Smith was reliving what it had been like to discover Grace was gone. Part of his horror over what had happened was his own failure. When he'd left the bathroom, he'd been distracted, dawdling with those rings, thinking about marriage, for Chrissakes. Because he hadn't been focused on the job, it had taken longer than it should have for him to figure out she'd left and that delay was bald evidence his objectivity was shot to shit.
The first rule in the security business was pretty damn straightforward: Always know where your client is.

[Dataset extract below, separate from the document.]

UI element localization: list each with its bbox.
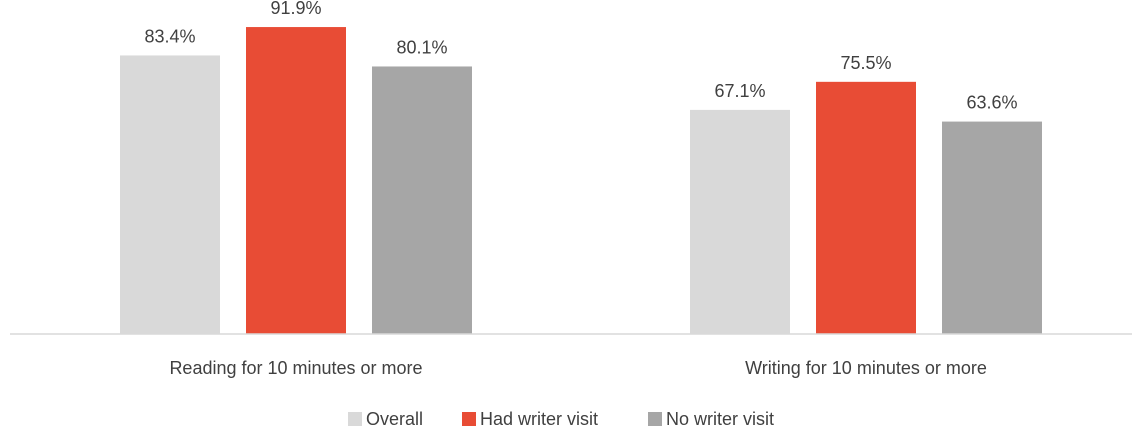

She'd risked her life by taking off without him, but he'd compounded the danger by flaking out. It was precisely what he'd feared would happen, a perfect storm of bad thinking on both their parts.
"Boss? You still there?"
"Yeah, I'm here." Smith sat on the edge of the bed.
"Doesn't she need you anymore?"
He deflected the question. "Turned out she was being tailed by her half-sister."
"She's got a half-sister?"
"She does now. I'm running a check on the woman but so far, she is who she says she is."
"But why are you leaving? Did they find the killer?"
"No."
"Boss, do you want to tell me what's really going on?" When he didn't reply, Eddie said, "You worried about being involved with her?"
Smith opened his mouth but the lie sputtered and died on his tongue. "Is it that goddamn obvious?"
"No, I've just known you too long. Hey, not that you're asking, but that's a good woman, there. And she's got the eye for you. Like you're wearing her home address on your chest, you know what I mean?"
"You're getting real poetic as you age," Smith said, growing uncomfortable with the conversation.
"It's the writing course."
"Look, I'll see you tomorrow."
"Hey, Boss?"
"Yeah, Eddie."
"It's about time you settled down."
"Men like me don't settle down. You know that."
"Don't you ever think about it?"
Not until recently, Smith said to himself.
"You know," Eddie barreled along, "Black Watch can keep going without you. Tiny, he's as on top of the boys as a hammer on nail heads."
"Now you're into metaphors?"
"That was a simile, Boss."
After he hung up, Smith began pacing around the room, realizing that somehow, in the midst of all his discipline and self-control, he'd lost his way.
For years, he'd had one and only one goal. He wanted to make a lot of money doing what came naturally to him without getting himself killed. It was a simple and straightforward kind of life, assuming you knew how to handle yourself with a gun, which he did. But, after years of succeeding admirably, he was confused and conflicted. Black Watch and all it stood for felt arbitrary.
Holding Grace in his arms did not.
He tried to remember when he'd last taken stock of what he wanted or needed as a man and thought about something she'd thrown at him when they'd been arguing once. She'd told him he was a ghost. That she wouldn't miss him because he'd never really been in her life.